Jabodetabek, kawasan yang dikenal padat penduduk dan urban, kembali dilanda banjir parah pada awal Maret 2025. Rentetan kejadian ini dimulai pada Minggu (2/3/2025) ketika kawasan Puncak, Cisarua, Kabupaten Bogor, terendam, kemudian meluas hingga ke Jakarta dan merendam area sepanjang aliran Kali Ciliwung. Dalam hitungan hari, banjir pun menyapu permukiman di Kota dan Kabupaten Bekasi, serta mengganggu aktivitas masyarakat, termasuk merendam jalan protokol, pusat perbelanjaan, hingga rumah sakit.
Banjir kali ini dikategorikan lebih parah dibandingkan dengan kejadian serupa yang terjadi pada tahun 2020. Menurut data terbaru, tingkat keparahan banjir diukur dari ketinggian dan sebaran air yang menyerang area permukiman, yang juga berdampak pada kerugian material yang signifikan. Dalam konteks ini, Wakil Menteri Pekerjaan Umum, Diana Kusumastuti, menjelaskan bahwa penyebab utama banjir bukanlah dari faktor teknologi, seperti tanggul jebol atau kesalahan manusia, melainkan dari curah hujan yang ekstrem yang meningkatkan debit air di sungai-sungai, termasuk Kali Ciliwung.

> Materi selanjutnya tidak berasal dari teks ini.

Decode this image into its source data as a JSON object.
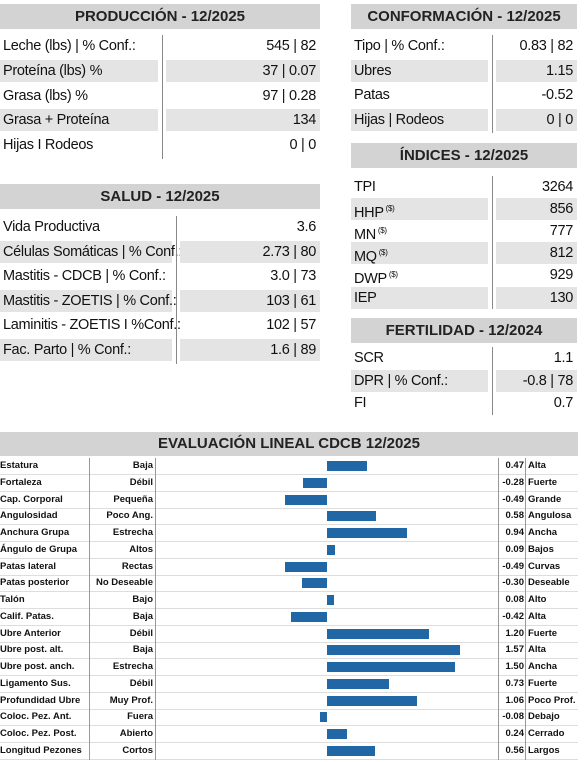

Banjir Jabodetabek bukanlah masalah baru. Berikut adalah beberapa faktor yang berkontribusi terhadap meningkatnya intensitas kejadian banjir:
Curah Hujan Tinggi: Hujan lebat yang terjadi dalam waktu singkat menjadi pemicu utama. Menurut pemantauan cuaca, Jabodetabek diprediksi masih akan mengalami hujan dengan intensitas tinggi dalam beberapa hari ke depan.
Normalisasi Sungai yang Terhambat: Para ahli menggarisbawahi pentingnya normalisasi Kali Ciliwung. Wakil Gubernur DKI Jakarta sebelumnya juga menekankan bahwa pekerjaan ini harus segera diselesaikan untuk mengantisipasi dampak banjir yang lebih serius.
Perubahan Lingkungan: Urbanisasi yang cepat dan pemanfaatan lahan yang tidak berkelanjutan menyebabkan berkurangnya daya serap tanah. Hal ini turut memperparah kondisi saat hujan deras mengguyur.
- Kurangnya Kesadaran Masyarakat: Masyarakat sering kali kurang teredukasi tentang pentingnya menjaga lingkungan, termasuk kebersihan sungai, yang dapat mempengaruhi aliran air dan berkontribusi terhadap banjir.
Sehubungan dengan situasi kritis ini, Badan Nasional Penanggulangan Bencana (BNPB) berinisiatif untuk melakukan Operasi Modifikasi Cuaca (OMC) di wilayah Jabodetabek mulai Selasa (4/3/2025) sebagai upaya mitigasi. Langkah ini diharapkan dapat membantu menanggulangi potensi banjir yang lebih dahsyat di masa mendatang.
Namun, meski berbagai upaya telah dilakukan, pertanyaan besar tetap mengemuka: Mengapa bencana serupa terus berulang, bahkan semakin parah? Seharusnya, dengan pengalaman dari kejadian-kejadian sebelumnya, otoritas terkait mampu merencanakan dan mengantisipasi bencana banjir. Melalui pendekatan yang lebih proaktif, antisipasi terhadap cuaca ekstrem—yang merupakan fenomena alam yang dapat diprediksi—seharusnya dapat dilakukan dengan lebih baik.
Media juga ikut berperan dalam memberikan informasi terkini kepada masyarakat. Dalam program "Morning News" yang disiarkan oleh Radio MNC Trijaya dan portal berita Podme, pembahasan tentang banjir Jabodetabek yang makin parah menjadi fokus utama. Warga diimbau untuk mengikuti perkembangan situasi dan berpartisipasi dalam diskusi mengenai langkah-langkah yang bisa diambil untuk mengurangi dampak dari bencana ini.
Adaptasi dan mitigasi terhadap bencana banjir di Jabodetabek memang tidak bisa dianggap remeh. Kesadaran, inovasi, serta kolaborasi semua pihak—baik pemerintah, masyarakat, maupun media—sangat diperlukan untuk menanggulangi permasalahan yang berulang ini. Dengan pendekatan holistik yang tepat, diharapkan Jabodetabek dapat lebih siap menghadapi tantangan cuaca yang ekstrem di masa depan.